I guess we might say that one man’s bereavement is another man’s contentment. Qaselid eventually gains widespread recognition for his successful method whilst continuing to assimilate magical tricks learned from other shamans. In his narrative, he also distinguishes between “real” healers like himself and charlatans who utilize illusions or simple quackery to deceive patients into thinking that they’ve been healed. What separates the two from one another, he asserts, solemnity and compensation. “Real” healers refrain from laughter at all times during the therapeutic process and don’t accept financial compensation. Here, the audience will perceive a marked change in the opinions and perspectives of a man whose initial intent was to expose the bogus powers of a shaman by becoming one himself.     


From the excerpt it becomes obvious that autosuggestion and collective belief both play a significant role in the cure’s efficacy. First and foremost the tribal healer, the shaman, must be confident about his own aptitude in enacting a cure. The operation is meaningless and doomed to fail if he himself remains unsure of the supernatural intervention or if he entertains doubts. Secondly the patient must believe that the shaman possesses the requisite skills and aptitude to succeed and that the procedure will in fact lead to a complete restoration of his or her health and wellbeing. Thirdly all the men, women, and children that have gathered to observe the ritual must unconsciously submit to the notion that the therapeutic process will succeed. In hindsight, one might say that the collective thought form or elemental at work here is blind faith and explicitly blind faith in the shamanic healing.
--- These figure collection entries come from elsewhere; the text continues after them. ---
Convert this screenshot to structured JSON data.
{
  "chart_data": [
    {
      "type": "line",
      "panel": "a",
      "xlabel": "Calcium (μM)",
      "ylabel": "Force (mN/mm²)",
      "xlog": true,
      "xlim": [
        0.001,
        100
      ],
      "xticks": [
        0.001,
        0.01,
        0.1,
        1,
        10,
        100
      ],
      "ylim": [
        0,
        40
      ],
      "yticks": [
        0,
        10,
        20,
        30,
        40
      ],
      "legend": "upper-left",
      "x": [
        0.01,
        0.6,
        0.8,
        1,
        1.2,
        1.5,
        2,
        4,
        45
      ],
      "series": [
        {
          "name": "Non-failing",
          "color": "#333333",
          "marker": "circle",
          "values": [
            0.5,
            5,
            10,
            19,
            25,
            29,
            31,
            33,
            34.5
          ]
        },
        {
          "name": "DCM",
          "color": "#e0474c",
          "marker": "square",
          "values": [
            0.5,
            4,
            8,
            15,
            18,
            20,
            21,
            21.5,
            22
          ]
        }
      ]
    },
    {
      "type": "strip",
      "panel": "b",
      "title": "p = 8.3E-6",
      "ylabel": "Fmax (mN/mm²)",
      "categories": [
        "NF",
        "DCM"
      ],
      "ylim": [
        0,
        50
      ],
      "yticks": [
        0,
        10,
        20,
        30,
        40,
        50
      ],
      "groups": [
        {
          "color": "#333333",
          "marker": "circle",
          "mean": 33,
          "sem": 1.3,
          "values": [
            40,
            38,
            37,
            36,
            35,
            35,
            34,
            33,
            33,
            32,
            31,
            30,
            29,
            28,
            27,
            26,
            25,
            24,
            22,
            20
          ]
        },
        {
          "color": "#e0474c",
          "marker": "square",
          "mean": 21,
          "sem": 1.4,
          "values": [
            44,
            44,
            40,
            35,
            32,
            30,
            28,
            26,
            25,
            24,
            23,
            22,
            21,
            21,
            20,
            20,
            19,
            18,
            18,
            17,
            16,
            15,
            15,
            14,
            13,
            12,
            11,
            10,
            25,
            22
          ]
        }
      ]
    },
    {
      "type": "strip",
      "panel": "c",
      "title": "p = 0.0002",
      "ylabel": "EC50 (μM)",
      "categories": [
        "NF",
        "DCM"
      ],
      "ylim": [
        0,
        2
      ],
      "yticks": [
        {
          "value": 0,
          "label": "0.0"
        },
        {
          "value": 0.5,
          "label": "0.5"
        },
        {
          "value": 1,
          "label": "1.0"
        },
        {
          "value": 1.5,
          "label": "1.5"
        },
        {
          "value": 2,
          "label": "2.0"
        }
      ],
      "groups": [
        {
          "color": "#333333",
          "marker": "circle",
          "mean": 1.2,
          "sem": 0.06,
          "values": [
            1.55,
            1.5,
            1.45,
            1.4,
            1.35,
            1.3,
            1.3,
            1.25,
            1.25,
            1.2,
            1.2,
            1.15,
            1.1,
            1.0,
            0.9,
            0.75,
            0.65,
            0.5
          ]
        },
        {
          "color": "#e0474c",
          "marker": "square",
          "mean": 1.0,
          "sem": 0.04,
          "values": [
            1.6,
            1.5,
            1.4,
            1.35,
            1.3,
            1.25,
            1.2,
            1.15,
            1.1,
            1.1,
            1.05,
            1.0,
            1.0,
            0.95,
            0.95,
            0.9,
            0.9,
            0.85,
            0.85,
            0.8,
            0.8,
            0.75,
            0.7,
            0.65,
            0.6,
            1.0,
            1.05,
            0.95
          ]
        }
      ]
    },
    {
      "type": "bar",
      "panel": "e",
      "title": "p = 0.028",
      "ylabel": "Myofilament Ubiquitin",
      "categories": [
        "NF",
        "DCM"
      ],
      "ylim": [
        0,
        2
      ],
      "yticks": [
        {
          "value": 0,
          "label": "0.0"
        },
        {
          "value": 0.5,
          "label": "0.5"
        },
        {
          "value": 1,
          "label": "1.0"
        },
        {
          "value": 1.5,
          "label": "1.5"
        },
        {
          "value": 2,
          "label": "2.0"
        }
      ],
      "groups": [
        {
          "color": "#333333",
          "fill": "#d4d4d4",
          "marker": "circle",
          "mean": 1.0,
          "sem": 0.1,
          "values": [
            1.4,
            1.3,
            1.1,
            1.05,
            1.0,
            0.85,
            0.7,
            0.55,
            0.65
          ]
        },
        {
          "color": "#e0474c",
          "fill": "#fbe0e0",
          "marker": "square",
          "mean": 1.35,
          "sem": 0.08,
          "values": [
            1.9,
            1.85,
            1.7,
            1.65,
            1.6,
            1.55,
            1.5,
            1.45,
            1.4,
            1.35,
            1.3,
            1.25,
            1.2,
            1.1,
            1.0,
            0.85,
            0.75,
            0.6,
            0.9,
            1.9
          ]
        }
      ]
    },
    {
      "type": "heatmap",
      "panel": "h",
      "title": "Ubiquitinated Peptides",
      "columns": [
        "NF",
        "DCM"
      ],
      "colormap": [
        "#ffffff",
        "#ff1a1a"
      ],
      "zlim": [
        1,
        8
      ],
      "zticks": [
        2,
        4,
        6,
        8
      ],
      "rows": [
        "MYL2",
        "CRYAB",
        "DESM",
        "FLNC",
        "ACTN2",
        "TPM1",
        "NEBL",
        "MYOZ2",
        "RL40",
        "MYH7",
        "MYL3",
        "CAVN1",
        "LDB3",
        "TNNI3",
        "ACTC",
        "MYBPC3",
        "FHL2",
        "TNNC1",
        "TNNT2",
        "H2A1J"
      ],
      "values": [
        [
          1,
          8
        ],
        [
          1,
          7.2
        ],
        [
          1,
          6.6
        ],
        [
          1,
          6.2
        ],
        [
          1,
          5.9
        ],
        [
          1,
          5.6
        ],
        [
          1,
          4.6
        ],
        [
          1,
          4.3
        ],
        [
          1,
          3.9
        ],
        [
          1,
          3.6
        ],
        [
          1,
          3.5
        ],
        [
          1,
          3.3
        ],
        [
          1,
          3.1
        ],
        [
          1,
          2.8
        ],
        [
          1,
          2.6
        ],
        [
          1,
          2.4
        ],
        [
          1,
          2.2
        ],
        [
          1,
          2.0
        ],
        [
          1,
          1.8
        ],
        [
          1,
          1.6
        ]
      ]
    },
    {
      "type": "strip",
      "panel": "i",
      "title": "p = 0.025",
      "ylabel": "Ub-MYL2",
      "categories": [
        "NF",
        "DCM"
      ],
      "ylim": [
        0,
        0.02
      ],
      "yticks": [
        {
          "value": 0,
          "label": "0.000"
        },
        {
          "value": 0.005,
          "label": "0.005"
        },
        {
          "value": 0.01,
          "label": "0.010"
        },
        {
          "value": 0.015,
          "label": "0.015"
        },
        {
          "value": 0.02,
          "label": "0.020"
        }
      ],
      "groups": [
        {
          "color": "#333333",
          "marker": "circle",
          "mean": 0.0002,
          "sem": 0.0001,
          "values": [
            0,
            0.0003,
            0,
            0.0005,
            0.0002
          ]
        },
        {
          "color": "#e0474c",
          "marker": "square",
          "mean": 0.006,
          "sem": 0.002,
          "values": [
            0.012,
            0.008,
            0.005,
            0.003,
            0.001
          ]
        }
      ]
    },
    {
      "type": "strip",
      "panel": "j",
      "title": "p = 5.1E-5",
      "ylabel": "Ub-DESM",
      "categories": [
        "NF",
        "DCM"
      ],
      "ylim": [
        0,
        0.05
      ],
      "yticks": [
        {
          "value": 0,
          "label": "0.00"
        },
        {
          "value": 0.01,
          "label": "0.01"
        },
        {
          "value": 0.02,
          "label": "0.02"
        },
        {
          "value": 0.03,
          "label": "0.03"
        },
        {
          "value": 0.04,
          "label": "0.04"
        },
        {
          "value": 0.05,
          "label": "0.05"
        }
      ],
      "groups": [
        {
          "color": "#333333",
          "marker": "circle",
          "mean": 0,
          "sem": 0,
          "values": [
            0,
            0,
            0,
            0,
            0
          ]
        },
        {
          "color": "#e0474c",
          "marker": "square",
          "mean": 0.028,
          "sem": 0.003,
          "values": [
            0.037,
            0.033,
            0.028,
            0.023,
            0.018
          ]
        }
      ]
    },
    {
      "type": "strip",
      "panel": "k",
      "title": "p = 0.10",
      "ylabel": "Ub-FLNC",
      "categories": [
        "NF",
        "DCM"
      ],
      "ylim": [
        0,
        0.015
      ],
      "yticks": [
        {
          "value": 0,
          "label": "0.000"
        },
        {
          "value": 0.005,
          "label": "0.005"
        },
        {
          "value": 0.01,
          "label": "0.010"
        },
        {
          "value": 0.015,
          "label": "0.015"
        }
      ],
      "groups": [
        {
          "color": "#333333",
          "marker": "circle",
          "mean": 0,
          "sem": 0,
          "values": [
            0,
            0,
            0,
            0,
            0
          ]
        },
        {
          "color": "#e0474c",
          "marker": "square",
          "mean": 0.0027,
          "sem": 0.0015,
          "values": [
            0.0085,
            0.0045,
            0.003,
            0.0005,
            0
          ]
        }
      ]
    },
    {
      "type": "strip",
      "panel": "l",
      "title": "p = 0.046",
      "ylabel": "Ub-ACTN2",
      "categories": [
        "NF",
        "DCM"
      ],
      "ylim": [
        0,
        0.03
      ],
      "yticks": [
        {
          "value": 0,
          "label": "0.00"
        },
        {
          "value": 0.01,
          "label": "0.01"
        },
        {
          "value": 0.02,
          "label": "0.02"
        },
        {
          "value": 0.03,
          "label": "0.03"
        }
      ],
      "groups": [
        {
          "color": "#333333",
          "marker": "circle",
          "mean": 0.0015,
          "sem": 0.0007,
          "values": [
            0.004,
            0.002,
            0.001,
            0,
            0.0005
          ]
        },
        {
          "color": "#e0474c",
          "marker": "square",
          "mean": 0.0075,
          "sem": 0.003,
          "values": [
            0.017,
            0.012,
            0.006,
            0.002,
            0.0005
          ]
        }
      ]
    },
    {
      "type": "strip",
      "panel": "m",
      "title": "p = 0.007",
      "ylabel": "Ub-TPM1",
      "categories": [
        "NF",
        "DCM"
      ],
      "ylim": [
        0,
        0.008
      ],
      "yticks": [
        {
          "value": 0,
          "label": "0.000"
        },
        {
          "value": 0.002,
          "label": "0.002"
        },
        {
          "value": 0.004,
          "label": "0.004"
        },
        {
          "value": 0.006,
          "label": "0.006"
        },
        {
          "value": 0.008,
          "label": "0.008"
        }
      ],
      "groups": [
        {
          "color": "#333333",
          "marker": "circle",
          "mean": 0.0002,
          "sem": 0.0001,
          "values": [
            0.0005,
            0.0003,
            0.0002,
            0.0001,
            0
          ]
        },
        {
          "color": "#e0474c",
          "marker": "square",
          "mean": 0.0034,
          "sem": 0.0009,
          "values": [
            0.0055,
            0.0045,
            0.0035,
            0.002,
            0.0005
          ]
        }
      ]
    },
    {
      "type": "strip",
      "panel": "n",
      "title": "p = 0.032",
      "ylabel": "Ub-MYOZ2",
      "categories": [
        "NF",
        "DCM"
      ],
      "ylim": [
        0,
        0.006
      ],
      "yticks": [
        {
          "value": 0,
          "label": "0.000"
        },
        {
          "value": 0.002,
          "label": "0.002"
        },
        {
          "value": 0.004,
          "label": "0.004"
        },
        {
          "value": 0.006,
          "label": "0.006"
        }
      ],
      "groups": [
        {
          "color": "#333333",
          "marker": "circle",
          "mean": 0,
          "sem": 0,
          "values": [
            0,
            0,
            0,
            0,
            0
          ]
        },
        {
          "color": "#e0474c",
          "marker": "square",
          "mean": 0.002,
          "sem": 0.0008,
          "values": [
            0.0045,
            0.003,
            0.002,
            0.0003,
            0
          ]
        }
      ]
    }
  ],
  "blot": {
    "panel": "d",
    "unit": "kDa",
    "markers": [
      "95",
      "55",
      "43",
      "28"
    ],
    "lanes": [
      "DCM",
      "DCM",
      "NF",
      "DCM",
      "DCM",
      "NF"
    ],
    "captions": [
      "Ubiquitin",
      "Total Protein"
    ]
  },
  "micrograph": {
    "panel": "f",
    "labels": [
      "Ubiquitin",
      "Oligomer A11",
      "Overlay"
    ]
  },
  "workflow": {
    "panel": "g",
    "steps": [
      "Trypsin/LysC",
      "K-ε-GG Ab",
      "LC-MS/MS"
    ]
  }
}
Naturally, the propensity of the healing ritual to produce a substance or object that can be shown as proof that the illness has been subjugated or vanquished works wonders on a patient’s psychology. Generally, we tend to feel much better about ourselves after seeing a festering mole removed from our skin or excess wax from a blocked and infected ear? When we witness something that has been interfering with our internal thermostats leaving the body we feel a sense of reprieve. The reprieve raises the vibrations within and around us and endorphins are released in the brain, inciting laughter and pinching out discomfort, pain, and malady. Sadly the healers of developed countries i.e. psychiatrists or psychotherapists cannot present something concrete such as a piece of solid matter to their patients in order to accelerate the healing process though they do initiate a restoration of balance in the psyche by making conscious neuroses through transference. In juxtaposing the two therapeutic systems we might say that the materialization of a disease-object and the impalpable “transference neurosis” are fundamentally identical because the result in both denotes a condition whereby the “diseased” portion of an individual has been isolated from the healthy part.